The widget in its space updates the correct space in current use, just there is no GUI readout of the changes, no origin local offset memory - and I can not have numeric additive control of the transforms relative to local. If we had this, we don’t have to now do trig in the head to understand what we’re doing, or use exclusive local space widgets or hotkey chaining in “local space” to get the values I want to model or layout precisely - even then as is, there is no relative to original local origin transform memory.

And it sounds huge, because you have to think of all object types, all modes, and all secondary modes of special objects (pose in armature). Many don’t have consolidated transform spaces, ei… the edit mode is vastly different from the armature pose mode. So… it would require cleaning up house, then adding the features. Monumental… and … well starting small could help.

  1. Get Local read into GUI with all objects and modes into a sub panel. No user input, but the math to see and understand local vs global matrix is now split and readable in the interface. Data only stored in Global Matrix, exception Armature local pose space. Make individual tasks per mode/object type for the GUI. I’m not sure how you guys manage projects in the tracker, but the smaller the task or prototype, the better. So when I use widget or transform mode in “local” I can see those spaces updating correctly. Keep it minimal, same as the transform panel in layout and design, in a sub panel.
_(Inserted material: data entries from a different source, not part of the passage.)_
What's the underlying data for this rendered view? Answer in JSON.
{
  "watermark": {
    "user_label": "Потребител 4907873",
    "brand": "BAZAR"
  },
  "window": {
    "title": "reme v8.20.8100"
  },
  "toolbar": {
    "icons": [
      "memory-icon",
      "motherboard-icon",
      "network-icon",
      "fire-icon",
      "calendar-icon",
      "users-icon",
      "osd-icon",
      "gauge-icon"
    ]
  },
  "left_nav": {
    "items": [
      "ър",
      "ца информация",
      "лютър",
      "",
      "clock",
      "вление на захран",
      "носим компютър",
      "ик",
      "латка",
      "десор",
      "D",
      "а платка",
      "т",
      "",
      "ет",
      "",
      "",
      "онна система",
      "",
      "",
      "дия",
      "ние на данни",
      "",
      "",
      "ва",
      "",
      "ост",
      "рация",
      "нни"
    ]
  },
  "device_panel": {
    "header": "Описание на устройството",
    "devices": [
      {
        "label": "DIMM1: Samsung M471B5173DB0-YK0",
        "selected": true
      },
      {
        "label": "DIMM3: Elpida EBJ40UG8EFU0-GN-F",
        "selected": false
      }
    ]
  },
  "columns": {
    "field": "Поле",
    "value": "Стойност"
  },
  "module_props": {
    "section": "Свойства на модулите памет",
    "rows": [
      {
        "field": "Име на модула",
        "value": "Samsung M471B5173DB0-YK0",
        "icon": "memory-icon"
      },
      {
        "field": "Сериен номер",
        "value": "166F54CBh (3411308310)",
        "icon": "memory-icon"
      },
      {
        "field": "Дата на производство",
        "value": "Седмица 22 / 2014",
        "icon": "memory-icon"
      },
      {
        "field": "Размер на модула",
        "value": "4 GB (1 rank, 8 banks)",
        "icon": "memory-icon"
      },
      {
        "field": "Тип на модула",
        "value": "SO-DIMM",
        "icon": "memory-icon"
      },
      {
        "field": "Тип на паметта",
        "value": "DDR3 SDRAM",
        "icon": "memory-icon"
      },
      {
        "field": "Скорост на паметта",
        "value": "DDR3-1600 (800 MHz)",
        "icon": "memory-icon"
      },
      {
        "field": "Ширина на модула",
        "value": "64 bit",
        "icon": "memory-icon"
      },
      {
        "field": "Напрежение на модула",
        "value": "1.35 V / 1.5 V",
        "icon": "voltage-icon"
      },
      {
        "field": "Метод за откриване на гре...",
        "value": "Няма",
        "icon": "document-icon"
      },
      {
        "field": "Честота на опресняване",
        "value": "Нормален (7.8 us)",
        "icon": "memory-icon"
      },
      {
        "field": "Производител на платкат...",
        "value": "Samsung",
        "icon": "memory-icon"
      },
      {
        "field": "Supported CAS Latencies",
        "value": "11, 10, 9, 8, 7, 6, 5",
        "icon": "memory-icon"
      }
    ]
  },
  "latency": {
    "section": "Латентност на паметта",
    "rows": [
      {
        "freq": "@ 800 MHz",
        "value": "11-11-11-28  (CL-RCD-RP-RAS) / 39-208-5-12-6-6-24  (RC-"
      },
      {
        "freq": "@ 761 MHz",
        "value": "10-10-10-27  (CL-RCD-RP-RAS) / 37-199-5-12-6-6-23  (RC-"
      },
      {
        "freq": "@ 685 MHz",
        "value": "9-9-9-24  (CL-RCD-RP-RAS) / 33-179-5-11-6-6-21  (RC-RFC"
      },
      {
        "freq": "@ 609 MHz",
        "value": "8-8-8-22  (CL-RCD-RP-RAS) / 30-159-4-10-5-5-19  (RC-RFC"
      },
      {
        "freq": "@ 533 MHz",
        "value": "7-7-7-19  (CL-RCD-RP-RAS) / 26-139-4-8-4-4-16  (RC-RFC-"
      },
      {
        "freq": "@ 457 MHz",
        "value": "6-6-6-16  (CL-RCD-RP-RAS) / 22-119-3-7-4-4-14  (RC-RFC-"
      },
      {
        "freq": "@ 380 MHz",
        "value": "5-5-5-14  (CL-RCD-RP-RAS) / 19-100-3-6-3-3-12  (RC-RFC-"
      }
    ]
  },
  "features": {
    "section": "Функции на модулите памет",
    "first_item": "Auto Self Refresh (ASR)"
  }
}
  2. OR create a quick user notice in the Transform Panel to show why and how the transform space is changing, like a label with an icon explaining that the transform panel is now exclusively in “Parent Inverse” mode and not “Global Mode”. Do the same to clarify what space the other transform panels are in. Let the user know how Blender works first from the GUI. It’s a smaller task, and might point out how to consolidate the transform readouts and user control.

Addon feedback:
Your addon with the Transform Helper works alright as a readout, though not a fan of the wide layout and lack of labeling on the axis - they were cut off on default, maybe stacked vector groups like the transform panel will help. The parent inverse group readout also doesn’t seem to update when moving the object in local widget or transform space, even in local transform mode I am moving things in global. Evaluated transform looks like it’s “Global” so might need better labeling there. But I like the initial idea of it. It’s exposing the hidden matrices so it’s understood.